Going to Tim’s in the morning is such fun! I usually take a book, sit by myself and read…and listen. Now and then…like yesterday… I join a table and listen, throwing in the odd comment to egg on the speculation. Who needs TV? Who needs a job? This is entertainment at its best in small town Alberta!

Sunday, May 24, 2015

…and running!

The “exciting days” began with this afternoon with the swearing in of Rachel Notley’s cabinet. Only twelve people, six men and six women, including herself. This is a whole new thong in Alberta – women taking the lead. The expectation is that by the time she brings in a budget in autumn, she will shuffle her cabinet and bring in some more people. But the message is clear: we will run a lean, mean and hard working government. The Conservative’s shredding of documents (how many skeletons in closets were destroyed?) was ended, and the work started this afternoon.
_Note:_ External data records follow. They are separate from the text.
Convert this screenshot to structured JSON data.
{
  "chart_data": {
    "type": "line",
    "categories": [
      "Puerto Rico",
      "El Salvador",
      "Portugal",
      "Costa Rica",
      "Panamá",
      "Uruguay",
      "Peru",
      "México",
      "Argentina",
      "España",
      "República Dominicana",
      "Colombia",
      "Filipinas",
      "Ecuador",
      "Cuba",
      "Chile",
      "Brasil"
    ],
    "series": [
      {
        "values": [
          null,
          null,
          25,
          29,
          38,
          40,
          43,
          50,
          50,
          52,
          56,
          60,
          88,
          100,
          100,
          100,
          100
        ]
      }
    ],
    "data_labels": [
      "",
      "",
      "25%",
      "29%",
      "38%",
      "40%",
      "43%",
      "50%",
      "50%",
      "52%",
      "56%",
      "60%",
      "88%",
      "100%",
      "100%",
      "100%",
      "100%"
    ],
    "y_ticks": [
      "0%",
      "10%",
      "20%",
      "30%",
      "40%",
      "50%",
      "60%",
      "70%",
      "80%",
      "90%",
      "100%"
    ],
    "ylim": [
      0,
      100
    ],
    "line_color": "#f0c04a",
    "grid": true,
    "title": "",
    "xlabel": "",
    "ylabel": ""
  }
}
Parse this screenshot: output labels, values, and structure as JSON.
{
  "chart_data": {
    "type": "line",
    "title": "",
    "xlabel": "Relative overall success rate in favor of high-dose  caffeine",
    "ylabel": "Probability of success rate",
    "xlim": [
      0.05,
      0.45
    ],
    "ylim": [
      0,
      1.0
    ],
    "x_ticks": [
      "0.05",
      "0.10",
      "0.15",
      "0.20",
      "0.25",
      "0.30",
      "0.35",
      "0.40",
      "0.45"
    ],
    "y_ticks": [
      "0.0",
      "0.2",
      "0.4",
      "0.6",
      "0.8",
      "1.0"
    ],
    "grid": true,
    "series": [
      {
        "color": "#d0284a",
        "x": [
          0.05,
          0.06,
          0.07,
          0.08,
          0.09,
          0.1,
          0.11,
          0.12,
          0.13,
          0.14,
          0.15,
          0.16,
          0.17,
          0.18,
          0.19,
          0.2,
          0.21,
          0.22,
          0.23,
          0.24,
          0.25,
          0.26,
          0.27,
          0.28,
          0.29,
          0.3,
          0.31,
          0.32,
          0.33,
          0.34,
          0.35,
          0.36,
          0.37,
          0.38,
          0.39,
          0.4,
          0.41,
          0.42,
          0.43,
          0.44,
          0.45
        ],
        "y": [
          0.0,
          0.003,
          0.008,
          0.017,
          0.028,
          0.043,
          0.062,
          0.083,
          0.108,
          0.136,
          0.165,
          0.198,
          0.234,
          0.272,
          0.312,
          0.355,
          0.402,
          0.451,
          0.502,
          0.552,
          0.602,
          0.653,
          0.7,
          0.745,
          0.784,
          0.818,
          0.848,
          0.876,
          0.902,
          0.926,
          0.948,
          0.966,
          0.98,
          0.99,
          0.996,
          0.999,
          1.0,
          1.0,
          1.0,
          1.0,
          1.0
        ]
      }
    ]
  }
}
The swearing in was a public event on the grounds of the legislative building, with many thousands in attendance. There were myriad children, many of them frolicking in the fountain pool on a 26 degree afternoon. It was incredibly exciting to watch young people assuming huge loads of responsibility.  One article reminded people that when Peter Lougheed took over the reins of government forty three years ago, the press made the same doom-and-gloom predictions about his youthful cabinet. But his party remained in government for forty-three years! Another government that remained in power longer was that of the Soviet Union!


Ice cream was handed round at the end of the formalities, and the doors of the Legislature were thrown open for the public to get to know “their” legislature, as Notley called it. A great start to what we all hope will be a new and fruitful era in Alberta politics. Stephen Harper, shake in your boots. Rachel Notley in Minister on Intergovernmental affairs. You will face her soon enough!

Wednesday, May 20, 2015

They're off!

Once our election was behind us, it’s as if I collapsed, or rather scuttled into some kind of hiding. Consciously, I was trying to return to a more orderly and “habitual” life. Calmer, routine…the sort of life I like most of the time; the life of a tired elderly person. Oh, I renewed my morning walks, and managed well in my adjusted swim plan – snorkel mask, hands on float board, kicking like mad for close to an hour.


The outcome of our election has produced a very youthful ND caucus, much more in line with the demographics of our province. Of course, the white-haired PC crowd are lamenting “these kids have no idea what to do.” We’ll see. No Cabinet named yet. Exciting days ahead!